Why is my stew too salty?
This almost always comes from the sausage and stock together. Both are salty, so if you add extra salt early without tasting, the dish can easily tip over. Always season at the very end, taste first, and add salt only if it genuinely needs it.
How spicy is this sausage and vegetable stew?
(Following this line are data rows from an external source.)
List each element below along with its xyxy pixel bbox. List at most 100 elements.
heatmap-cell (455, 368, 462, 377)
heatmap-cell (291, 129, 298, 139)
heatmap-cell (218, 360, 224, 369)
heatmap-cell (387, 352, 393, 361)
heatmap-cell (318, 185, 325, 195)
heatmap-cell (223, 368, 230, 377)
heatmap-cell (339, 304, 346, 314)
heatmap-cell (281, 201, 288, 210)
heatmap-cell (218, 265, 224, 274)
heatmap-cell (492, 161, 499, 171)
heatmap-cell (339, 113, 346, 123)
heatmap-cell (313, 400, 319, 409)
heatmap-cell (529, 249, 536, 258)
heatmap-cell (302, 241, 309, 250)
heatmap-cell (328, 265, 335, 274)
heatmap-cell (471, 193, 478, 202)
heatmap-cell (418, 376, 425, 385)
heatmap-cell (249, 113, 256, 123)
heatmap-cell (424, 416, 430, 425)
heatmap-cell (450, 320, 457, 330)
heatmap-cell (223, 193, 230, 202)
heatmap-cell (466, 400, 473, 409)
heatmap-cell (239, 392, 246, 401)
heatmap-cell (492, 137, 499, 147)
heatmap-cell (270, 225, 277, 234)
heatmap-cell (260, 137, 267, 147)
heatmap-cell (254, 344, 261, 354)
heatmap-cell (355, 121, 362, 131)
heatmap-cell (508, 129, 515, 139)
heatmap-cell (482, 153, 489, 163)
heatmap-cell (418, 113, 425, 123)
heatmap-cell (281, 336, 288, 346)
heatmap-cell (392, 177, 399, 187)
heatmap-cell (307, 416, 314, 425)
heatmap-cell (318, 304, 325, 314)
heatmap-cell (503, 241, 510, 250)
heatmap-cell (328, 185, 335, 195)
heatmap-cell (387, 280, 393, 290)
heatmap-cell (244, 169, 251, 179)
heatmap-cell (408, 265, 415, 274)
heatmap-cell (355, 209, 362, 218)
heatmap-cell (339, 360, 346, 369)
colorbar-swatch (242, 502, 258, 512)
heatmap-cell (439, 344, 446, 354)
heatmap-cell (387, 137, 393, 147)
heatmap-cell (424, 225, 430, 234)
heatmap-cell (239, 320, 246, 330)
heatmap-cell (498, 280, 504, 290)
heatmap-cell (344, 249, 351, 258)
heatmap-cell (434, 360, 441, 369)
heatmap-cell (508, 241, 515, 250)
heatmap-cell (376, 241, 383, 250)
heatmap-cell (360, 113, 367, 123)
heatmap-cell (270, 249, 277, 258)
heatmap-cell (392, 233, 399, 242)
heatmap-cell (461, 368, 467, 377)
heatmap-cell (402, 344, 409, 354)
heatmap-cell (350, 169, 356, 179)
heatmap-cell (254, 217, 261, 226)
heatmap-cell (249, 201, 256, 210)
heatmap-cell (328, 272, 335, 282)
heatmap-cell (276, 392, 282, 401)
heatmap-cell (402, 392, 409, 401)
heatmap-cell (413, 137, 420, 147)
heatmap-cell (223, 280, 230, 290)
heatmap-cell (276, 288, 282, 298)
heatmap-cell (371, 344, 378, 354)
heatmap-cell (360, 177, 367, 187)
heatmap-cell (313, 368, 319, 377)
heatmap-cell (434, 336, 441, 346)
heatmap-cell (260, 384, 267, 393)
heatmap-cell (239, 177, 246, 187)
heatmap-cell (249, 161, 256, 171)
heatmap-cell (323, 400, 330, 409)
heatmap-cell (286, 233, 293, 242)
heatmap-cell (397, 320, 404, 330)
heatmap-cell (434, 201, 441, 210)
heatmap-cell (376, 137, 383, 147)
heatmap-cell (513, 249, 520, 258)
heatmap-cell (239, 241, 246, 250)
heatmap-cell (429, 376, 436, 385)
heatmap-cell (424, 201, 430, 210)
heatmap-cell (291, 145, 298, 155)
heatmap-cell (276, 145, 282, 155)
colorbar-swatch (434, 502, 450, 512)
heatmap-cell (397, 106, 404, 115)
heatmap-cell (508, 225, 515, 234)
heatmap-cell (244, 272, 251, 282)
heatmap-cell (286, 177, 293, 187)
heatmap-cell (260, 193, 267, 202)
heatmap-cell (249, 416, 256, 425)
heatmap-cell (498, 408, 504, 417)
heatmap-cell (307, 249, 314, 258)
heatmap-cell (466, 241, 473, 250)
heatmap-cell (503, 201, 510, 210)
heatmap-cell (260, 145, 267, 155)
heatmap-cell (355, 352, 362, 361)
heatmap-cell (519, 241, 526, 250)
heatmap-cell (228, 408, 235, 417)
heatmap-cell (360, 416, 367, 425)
As written, it isn't spicy at all, which makes it family-friendly. If you want some heat, add a pinch of chilli flakes with the herbs or use a spicier sausage such as a chorizo-style smoked sausage. You control the heat entirely, so it suits both mild and bold tastes.
Related
Looking for other recipes like this? Try these:
- Pasta Salad with Dill Vinaigrette - Easy Summer Recipe
- Easy Summer Pasta Salad with Creamy Mayo-Yogurt Dressing
- Slow Cooker Cuban Mojo Pork
- Italian Turkey Steaks in Tomato Sauce Recipe
Pairing
These are my favorite dishes to serve with sausage and vegetable stew:
- Summer Peach and Burrata Salad with Prosciutto
- Poached Pear Salad with Blue Cheese Dressing
- Roasted Courgette and Aubergine Salad with Lemon Dressing
- Caramelised Pear Salad Recipe with Honey Balsamic Glaze
Sausage and Vegetable Stew Recipe

Sausage and vegetable stew is a smoky, one-pan dinner of crispy kielbasa, baby potatoes, peppers, courgette and tomatoes. Quick, budget-friendly and filling, it's a full family meal ready in under 45 minutes and perfect with crusty bread.
Ingredients
- Vegetable oil – for frying (about 2 tbsp)
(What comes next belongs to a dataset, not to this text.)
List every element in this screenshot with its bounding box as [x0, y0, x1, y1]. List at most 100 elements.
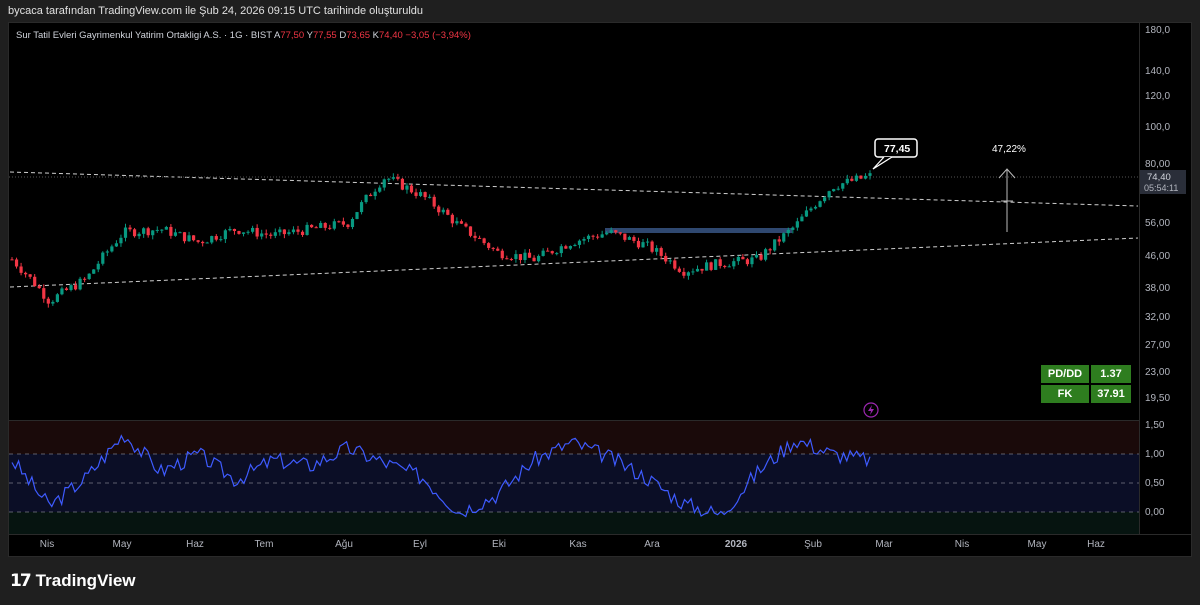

- 600g (1 lb 5 oz) kielbasa or sardelki sausages, cut into rounds
- 500g (1 lb 2 oz) bag baby potatoes
- 1 large yellow onion, diced
- 3 garlic cloves, minced
- 2 bell peppers, deseeded and sliced
- 1 large courgette, halved lengthways and sliced into half-rounds
- A handful of cherry or baby plum tomatoes, halved
- 1 teaspoon dried oregano
- 1 teaspoon dried parsley
- 1 teaspoon dried marjoram
- 100ml (scant ½ cup) chicken or vegetable stock
- Salt, to taste
- Black pepper, to taste
Instructions
- Cook the baby potatoes in the microwave according to the bag instructions, usually around 9–10 minutes. If using loose baby potatoes, place them in a microwave-safe bag inside a bowl with a little water and heat on full power for about 9 minutes. Release the steam carefully and leave to cool enough to handle.
- Slice the sausage into rounds. Heat the oil in a large skillet and fry the sausage until crispy, stirring occasionally, for 5–6 minutes. Remove and set aside.
- Add the diced onion to the same pan and fry for 3–4 minutes. Add the sliced peppers and sauté for a further 5 minutes. Halve the cooked potatoes and add them to the pan. Stir in the parsley, oregano, marjoram, salt and black pepper, and cook for 2 minutes.
- Add the courgette, garlic and halved tomatoes, and heat through for 1 minute.
- Return the sausage to the pan and pour in the stock. Stir, reduce the heat, cover and cook for 10 minutes. Taste and adjust the seasoning.
- Rest the stew under the lid for 10 minutes before serving with crusty bread.